I soprannomi derivavano dalle cose più varie: una caratteristica anatomica, la terra di provenienza, un'insolita inveterata abitudine, un aspetto del carattere, ecc. Alcuni, in verità pochissimi, sono quelli di etimologia incerta o enigmatìca, tanto da poter essere scambiati per cognomi. A molti è capitato di chiamare qualcuno con un insospettabile soprannome, credendo ingenuamente che fosse il cognome. La vita di paese portava anche a questo.
È facile riconoscere il luogo di origine, suo o di un ascendente, per chi viene soprannominato: Sparanisuolo, Capuanella, Sessano, Viscianiello, Roccolana, Fraulese (Afragola).
Analogamente: Pantaniello, Cappella, Mazzunaro, e Casaquintale corrispondono a località di residenza dei "titolati".
l soprannomi riferibili a caratteristiche anatomiche sono i più diffusi. Presentano un vasto campionario di malattie e menomazioni fisiche e quasi sempre hanno carattere malevolo, se non apertamente offensivo: Mani mozza, Mez'aurecchía, Sette cosce (per irridere lo zoppo), Surdillo, Zannuto, Vascia arreto (dal cadente fondoschiena), Scazzato, Scucciato, Caporiccío, Nasone, Secchiccio, Zelluso e Melogna. Non mancano però, anche se rari e quasi esclusivamente femminili, soprannomi benevolì: Pupatella, Reginella, Marunnella, Bambola.
Malevolo invece: 'Mbicciata per via dei capelli arruffati.
L'esercito e l'araldica hanno prestato in ogni epoca gradi e titoli alla fantasia popolare: Generale, Colonnello, Sergente, e in versione femminile Corazzera; Marchese, Barone, Conte e Cavaliere che facevano corte ai Regnanti. Non mancano altre autorità civili e religiose: Prefetto e Vescovo (dal fatto che interpretava quel ruolo nell'antica processione di carnevale).
Ma gerarchicamente al di sopra di tutti resta ancora la folta discendenza dei Pateterni.
Paradossalmente sono pochi i soprannomi derivati da mestieri, che restavano quasi sempre circoscritti al personaggio che lo esercitava e raramente si trasmettevano ai discendenti: Pagliaiuolo, Tizzone (fabbro dal volto annerito sulla fucina), Scassa carrette, Crapariello, Cimaruolo (ortolano) e in versione femminile Barbera.
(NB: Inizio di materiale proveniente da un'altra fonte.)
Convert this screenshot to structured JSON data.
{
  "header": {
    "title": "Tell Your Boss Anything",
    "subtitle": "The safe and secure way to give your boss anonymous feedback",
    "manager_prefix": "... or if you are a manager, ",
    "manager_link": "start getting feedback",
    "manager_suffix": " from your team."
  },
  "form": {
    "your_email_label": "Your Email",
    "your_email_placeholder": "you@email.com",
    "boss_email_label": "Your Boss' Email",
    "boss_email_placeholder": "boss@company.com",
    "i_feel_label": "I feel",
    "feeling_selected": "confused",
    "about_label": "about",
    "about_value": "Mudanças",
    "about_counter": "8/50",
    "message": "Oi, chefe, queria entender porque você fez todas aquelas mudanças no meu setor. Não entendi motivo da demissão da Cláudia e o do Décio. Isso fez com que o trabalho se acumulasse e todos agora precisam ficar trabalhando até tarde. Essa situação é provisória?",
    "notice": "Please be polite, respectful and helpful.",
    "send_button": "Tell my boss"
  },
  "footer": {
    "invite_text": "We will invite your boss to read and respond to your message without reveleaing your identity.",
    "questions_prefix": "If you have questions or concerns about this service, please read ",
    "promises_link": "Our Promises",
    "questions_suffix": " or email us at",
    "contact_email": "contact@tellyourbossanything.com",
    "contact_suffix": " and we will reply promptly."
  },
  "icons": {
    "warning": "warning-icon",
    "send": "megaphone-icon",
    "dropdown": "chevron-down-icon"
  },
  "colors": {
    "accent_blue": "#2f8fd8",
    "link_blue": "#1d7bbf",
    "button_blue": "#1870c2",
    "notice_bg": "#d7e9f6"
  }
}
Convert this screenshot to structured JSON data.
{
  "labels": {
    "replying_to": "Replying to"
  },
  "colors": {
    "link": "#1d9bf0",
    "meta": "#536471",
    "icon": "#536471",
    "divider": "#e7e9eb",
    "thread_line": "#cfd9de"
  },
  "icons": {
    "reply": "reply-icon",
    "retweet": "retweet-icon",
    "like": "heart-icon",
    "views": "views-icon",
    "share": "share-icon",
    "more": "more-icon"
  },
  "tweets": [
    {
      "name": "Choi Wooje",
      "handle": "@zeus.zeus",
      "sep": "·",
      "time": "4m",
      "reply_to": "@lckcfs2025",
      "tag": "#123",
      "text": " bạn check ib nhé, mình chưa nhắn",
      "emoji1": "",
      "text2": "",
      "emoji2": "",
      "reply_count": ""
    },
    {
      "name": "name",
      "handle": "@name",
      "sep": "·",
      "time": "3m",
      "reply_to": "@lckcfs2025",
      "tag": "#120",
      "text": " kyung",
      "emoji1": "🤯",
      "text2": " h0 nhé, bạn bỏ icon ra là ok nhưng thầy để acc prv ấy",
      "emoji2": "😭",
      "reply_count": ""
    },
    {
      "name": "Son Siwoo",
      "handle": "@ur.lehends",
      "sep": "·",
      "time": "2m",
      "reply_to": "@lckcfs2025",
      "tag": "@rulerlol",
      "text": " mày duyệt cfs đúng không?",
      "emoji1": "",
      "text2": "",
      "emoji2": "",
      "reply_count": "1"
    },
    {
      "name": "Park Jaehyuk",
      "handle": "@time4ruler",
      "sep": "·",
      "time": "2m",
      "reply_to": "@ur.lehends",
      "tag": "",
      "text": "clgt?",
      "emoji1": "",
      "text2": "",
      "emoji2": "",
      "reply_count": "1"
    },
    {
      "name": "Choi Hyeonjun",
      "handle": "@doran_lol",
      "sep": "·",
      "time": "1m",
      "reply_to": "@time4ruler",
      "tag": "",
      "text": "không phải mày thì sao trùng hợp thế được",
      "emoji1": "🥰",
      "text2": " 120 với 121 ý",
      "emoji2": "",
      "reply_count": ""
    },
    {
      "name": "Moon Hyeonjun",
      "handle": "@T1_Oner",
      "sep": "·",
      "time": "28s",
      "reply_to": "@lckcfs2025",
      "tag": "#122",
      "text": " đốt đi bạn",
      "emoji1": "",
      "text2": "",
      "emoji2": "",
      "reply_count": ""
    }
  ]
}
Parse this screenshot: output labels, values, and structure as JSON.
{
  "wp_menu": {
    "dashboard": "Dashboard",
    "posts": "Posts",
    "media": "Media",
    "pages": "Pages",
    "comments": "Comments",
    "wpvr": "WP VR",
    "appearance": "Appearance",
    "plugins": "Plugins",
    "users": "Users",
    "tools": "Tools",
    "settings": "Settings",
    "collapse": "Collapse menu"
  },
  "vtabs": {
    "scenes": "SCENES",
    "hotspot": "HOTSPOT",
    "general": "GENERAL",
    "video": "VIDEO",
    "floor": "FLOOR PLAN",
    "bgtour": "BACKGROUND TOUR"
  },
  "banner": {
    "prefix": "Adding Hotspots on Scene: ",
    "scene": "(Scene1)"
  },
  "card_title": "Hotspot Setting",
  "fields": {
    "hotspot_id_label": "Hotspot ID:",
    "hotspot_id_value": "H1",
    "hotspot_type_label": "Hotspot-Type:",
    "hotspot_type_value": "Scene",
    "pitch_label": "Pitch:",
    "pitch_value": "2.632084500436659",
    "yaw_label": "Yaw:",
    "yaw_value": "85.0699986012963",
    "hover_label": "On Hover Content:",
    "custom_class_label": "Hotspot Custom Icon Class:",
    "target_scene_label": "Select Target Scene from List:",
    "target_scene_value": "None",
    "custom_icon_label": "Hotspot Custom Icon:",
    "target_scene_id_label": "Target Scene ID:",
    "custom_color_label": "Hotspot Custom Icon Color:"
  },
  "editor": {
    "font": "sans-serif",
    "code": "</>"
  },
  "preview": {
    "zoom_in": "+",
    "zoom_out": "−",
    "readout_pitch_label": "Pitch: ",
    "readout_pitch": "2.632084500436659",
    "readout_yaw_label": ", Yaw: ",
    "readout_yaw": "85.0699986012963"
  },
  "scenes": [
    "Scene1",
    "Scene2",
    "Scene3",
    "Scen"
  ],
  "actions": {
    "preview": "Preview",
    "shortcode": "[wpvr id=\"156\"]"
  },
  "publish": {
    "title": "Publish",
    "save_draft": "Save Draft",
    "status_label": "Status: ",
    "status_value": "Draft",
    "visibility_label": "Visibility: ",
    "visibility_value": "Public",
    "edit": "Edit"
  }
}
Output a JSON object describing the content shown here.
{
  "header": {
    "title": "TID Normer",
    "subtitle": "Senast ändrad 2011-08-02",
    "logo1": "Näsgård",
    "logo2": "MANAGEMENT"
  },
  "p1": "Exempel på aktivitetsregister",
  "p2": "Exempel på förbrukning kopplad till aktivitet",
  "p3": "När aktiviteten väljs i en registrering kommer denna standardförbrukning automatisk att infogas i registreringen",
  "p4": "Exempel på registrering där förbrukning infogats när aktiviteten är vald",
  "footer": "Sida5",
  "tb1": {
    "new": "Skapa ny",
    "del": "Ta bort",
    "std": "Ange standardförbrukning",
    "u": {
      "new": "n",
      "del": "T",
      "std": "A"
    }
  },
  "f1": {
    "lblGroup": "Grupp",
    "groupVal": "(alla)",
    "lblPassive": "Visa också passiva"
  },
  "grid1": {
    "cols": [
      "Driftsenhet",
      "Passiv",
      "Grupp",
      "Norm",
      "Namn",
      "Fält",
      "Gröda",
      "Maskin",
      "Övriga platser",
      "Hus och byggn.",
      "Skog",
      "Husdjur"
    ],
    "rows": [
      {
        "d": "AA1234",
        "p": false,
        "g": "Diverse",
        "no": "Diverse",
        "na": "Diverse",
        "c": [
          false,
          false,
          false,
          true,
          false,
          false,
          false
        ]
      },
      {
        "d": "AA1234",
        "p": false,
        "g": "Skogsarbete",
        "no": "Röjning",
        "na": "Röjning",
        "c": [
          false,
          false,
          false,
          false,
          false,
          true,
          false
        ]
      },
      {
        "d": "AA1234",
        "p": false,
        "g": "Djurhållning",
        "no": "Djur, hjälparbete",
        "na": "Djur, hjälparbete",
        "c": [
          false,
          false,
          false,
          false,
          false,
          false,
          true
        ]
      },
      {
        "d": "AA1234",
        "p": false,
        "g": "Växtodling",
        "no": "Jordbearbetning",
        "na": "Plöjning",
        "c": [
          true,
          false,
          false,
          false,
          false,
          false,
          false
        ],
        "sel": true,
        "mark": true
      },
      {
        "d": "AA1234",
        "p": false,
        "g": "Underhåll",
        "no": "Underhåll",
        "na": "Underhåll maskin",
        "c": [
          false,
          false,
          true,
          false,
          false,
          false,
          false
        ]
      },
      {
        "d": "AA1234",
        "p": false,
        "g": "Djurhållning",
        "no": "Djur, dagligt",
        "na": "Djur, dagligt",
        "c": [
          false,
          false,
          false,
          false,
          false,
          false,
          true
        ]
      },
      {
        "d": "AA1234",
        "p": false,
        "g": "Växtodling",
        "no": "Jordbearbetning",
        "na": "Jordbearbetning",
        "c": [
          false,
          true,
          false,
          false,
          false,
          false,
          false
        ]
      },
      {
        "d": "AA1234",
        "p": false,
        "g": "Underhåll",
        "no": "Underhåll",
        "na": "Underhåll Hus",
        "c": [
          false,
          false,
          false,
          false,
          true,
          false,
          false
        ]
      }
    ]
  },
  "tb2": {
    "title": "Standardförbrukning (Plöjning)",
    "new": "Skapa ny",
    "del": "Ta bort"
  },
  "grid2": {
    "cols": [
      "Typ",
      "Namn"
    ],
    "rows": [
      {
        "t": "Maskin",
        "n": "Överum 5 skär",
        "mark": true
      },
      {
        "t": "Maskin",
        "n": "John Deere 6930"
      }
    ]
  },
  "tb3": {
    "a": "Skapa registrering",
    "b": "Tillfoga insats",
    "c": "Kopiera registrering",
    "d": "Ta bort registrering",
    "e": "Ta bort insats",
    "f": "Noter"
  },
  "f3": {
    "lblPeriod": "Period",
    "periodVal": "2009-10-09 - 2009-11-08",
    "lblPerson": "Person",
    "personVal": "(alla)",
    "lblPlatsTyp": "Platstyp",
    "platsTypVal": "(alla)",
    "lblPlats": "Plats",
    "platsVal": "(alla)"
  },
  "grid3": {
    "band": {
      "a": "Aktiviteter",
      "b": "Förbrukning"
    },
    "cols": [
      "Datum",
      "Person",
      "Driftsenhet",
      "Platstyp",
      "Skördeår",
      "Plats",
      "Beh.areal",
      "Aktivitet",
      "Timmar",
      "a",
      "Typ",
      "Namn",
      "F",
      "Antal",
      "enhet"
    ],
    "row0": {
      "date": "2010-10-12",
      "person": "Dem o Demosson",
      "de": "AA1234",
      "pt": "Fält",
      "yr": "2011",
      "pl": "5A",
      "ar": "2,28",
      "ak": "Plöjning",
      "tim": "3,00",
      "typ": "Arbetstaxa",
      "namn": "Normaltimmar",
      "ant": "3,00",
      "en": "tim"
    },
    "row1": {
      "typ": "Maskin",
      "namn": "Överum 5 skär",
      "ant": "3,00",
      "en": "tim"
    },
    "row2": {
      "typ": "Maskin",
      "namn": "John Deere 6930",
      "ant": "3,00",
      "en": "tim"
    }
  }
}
Ancor minore diffusione hanno avuto i soprannomi derivati da particolari atteggiamenti o da strane condotte: Assa fa' a Dio, Iesci sole, Cuntiento, Ntrinchiniello, Stracciato, Ultima Messa (ritardatario), Tram (dovuto al modo di camminare strisciando i piedi al suolo), Mbicciariello (impiccione) e quelli riferiti ad animali: Volpe, Zoccola, Zucculone, Tacchino, 'Titella (gallina), Sarachiello (piccola aringa, per designare un individuo magrolino).
Alcuni sono d'incomprensibile significato: Pala 'ncapa, Zalocchio, Bizzacca, Cazzaino, Schitto, Cuccucuccu, Sciannacco, 'Mbeccia.
l più belli restano comunque quelli “musicali”: Pappà, Bebé, Zuzù, Qui-qui, Don Zinzò, Zi Nannà, Gnegnè, Ntintalò, Saittò, Zazà, Tetterettè. Ed è un vero peccato che siano ormai destinati a scomparire.